GUILFORD COUNTY, N.C. — There has been a surge in opioid deaths and overdose calls in parts of the Triad amid the COVID-19 pandemic, according to local first responders.
On Thursday morning, the Greensboro Police Department tweeted out a photo that detailed the opioid crisis this year in the city alone. It read, “This year, we have lost more people to opioid overdoses than from homicide and traffic fatalities.”
The post said there have been 405 overdoses and 64 deaths.
When asked, Greensboro Police Department representatives said this is not just a problem centered in one community. However, it is being seen in areas across the city.
High Point firefighters also report similar numbers, with firefighters having had to deploy Narcan on an overdose subject 94 times this year.
Fire Chief Thomas Reid said there have been 36% more calls for overdose response than this time in 2019.
“This is going to get worse if we do not pay attention to what’s going on,” said Louise Vincent, the executive director of Greensboro NC Urban Survivor Union, a group that helps those who are struggling addicts get clean.

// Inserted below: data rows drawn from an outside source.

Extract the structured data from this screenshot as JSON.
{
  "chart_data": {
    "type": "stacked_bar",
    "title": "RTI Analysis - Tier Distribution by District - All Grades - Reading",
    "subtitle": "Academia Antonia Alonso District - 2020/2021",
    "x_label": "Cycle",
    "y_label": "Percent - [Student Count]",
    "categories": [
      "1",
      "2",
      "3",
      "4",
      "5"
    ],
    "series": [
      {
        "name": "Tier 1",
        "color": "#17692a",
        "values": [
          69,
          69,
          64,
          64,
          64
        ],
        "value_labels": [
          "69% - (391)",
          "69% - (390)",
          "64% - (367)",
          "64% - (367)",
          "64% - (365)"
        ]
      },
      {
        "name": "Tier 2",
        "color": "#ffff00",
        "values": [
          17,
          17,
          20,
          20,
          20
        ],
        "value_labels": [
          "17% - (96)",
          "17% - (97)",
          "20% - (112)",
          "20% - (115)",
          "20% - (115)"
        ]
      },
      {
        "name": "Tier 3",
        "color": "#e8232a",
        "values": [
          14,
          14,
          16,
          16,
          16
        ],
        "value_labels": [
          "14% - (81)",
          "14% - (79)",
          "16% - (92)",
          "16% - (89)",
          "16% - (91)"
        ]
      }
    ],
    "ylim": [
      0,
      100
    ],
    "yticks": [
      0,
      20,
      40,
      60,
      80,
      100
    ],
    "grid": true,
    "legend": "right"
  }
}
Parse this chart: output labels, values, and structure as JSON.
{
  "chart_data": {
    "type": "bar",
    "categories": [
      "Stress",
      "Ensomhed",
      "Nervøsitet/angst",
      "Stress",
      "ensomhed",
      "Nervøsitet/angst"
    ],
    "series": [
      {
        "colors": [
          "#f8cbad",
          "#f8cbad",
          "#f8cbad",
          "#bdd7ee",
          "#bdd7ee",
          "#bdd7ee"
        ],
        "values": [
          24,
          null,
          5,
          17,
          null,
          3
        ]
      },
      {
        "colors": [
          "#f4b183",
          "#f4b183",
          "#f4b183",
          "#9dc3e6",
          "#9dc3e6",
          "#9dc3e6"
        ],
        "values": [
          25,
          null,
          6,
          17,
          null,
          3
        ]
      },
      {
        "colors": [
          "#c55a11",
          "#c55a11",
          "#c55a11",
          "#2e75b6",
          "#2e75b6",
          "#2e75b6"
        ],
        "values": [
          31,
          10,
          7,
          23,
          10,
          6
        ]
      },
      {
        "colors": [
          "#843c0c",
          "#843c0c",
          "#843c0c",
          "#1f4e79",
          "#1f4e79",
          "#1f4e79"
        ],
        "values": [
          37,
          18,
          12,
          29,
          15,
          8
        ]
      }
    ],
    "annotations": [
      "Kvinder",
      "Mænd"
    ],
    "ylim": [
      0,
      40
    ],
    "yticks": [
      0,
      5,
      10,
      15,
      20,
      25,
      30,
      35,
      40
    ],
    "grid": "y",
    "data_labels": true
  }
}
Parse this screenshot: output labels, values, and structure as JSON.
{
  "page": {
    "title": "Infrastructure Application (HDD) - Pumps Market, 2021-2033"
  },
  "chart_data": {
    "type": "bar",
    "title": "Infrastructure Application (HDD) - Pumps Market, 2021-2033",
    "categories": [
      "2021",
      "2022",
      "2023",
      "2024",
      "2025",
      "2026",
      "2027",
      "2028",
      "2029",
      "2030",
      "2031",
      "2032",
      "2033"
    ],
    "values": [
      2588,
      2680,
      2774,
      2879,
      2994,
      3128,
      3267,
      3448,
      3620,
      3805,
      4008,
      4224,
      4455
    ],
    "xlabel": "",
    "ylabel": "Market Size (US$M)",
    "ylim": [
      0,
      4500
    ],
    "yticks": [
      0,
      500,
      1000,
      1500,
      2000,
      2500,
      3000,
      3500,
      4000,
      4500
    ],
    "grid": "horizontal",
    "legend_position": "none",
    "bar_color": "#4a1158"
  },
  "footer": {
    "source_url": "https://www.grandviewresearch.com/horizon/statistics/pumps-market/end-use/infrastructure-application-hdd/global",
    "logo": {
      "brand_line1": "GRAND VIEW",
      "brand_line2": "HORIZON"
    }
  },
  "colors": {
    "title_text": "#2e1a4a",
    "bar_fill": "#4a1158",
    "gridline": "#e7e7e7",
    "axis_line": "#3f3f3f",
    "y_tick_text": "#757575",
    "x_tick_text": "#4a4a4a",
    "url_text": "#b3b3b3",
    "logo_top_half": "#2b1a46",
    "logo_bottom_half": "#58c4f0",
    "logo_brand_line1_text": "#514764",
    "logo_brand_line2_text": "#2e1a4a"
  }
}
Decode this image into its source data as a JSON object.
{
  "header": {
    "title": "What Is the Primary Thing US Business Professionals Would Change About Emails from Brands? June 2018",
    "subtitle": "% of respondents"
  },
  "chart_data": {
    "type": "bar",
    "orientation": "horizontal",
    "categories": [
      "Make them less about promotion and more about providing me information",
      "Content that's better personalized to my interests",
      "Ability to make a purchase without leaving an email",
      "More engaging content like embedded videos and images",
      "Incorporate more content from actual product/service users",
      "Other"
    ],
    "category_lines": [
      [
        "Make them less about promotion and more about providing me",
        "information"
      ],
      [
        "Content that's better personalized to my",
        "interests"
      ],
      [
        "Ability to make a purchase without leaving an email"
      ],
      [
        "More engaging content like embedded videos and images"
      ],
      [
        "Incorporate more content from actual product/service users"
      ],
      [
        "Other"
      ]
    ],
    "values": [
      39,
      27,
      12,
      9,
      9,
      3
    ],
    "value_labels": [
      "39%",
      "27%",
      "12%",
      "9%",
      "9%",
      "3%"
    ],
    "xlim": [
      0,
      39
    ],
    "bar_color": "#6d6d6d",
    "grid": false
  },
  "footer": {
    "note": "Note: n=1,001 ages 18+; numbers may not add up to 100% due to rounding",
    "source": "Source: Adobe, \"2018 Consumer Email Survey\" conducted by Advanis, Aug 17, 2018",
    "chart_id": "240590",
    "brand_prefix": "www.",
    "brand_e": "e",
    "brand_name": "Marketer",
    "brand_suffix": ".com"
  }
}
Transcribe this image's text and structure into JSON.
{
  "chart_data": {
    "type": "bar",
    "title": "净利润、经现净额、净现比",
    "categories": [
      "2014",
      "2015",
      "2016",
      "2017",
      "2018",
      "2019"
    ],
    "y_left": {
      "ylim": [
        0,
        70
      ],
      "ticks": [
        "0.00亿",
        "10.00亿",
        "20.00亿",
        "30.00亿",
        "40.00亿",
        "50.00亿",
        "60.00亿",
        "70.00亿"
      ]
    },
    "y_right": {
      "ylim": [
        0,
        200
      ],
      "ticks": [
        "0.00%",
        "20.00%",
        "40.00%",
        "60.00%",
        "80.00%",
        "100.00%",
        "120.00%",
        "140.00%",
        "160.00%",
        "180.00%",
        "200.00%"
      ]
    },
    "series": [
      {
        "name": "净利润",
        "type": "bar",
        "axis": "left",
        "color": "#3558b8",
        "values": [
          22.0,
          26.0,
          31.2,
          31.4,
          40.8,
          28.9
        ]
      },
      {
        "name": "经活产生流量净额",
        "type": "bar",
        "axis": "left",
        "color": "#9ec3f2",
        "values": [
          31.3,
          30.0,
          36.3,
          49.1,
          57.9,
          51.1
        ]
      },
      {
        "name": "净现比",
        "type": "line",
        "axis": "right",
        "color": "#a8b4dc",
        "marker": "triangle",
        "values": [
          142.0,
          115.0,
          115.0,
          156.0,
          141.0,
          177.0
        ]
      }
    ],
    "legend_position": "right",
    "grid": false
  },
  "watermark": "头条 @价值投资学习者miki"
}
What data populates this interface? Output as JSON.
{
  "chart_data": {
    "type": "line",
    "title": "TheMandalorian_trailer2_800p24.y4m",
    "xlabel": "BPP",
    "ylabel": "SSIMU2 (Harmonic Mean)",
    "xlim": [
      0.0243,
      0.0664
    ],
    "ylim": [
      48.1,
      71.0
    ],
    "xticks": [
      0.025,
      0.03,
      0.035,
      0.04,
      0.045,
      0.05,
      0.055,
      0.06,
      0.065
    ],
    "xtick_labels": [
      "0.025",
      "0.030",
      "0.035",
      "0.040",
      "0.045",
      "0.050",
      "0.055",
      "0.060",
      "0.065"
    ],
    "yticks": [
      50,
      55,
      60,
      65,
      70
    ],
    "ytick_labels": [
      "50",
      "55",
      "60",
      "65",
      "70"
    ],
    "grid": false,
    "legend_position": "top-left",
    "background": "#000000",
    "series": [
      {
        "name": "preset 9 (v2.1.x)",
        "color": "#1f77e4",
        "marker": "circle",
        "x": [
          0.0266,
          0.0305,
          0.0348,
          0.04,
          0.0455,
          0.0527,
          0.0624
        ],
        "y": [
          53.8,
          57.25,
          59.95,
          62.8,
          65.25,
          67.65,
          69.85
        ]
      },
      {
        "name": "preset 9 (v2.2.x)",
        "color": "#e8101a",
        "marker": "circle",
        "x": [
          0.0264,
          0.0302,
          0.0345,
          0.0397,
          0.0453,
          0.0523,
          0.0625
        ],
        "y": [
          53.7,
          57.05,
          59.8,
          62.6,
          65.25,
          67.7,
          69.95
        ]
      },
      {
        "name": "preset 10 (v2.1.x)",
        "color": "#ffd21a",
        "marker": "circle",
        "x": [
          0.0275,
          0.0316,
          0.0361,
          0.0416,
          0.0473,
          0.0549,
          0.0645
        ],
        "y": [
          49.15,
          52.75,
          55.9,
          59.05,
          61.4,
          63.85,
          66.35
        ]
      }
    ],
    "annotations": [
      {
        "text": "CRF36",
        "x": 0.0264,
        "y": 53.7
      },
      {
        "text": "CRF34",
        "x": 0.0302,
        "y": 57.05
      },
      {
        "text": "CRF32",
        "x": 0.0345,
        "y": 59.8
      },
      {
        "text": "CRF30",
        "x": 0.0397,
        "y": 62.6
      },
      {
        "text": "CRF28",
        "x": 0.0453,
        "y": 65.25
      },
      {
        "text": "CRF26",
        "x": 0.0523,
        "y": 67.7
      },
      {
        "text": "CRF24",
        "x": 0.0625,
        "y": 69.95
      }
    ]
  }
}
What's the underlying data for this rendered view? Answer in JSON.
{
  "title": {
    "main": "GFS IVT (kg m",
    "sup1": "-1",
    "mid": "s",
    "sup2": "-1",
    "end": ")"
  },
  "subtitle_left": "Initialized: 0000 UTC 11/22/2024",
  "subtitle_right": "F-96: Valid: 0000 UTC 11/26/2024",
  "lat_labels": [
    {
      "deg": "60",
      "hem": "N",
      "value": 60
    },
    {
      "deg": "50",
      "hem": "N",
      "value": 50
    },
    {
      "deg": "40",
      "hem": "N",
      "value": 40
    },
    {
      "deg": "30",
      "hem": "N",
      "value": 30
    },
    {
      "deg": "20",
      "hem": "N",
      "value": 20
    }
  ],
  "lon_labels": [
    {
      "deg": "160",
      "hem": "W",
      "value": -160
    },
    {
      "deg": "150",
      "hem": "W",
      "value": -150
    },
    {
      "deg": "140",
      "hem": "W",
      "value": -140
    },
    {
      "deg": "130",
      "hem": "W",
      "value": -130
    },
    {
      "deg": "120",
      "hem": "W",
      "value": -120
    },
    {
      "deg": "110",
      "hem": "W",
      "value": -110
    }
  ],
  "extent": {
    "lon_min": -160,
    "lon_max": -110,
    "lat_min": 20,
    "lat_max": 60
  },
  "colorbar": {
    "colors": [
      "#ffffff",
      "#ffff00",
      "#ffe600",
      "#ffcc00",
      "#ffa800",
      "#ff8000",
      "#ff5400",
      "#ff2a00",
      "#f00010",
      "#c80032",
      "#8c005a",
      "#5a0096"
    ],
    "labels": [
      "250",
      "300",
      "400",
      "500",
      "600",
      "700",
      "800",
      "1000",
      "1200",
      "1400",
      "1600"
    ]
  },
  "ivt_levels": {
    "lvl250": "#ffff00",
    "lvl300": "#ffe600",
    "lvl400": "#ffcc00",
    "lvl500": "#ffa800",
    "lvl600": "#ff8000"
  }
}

Her organization has seen four times the amount of people seeking addiction help than in previous years.
“We were just seeing some progress from all of the hard work everybody has been doing around the country. Then, we have the global pandemic, and then everything sort of moves and shifts. And here are people who are already struggling in this crisis and without resources,” Vincent said.
Resources at her location, and other organizations, have also begun to run low.
“The supplies were all giving out, we are struggling to keep up with the demand. If our doors are open, then we’re open,” she said.
She said organizations like hers are in desperate need of medical supplies, PPE and mental health resources for those addicts who have begun to struggle with opioids during this pandemic.
In Vincent’s eyes, it’s a community problem that requires a community solution.
“We cannot allow ourselves to do that. The death toll that we have already seen, I’m not sure this community can stand it. We are resilient people, but this is a lot. We need to remember that people are hurting, and people are struggling,” she said.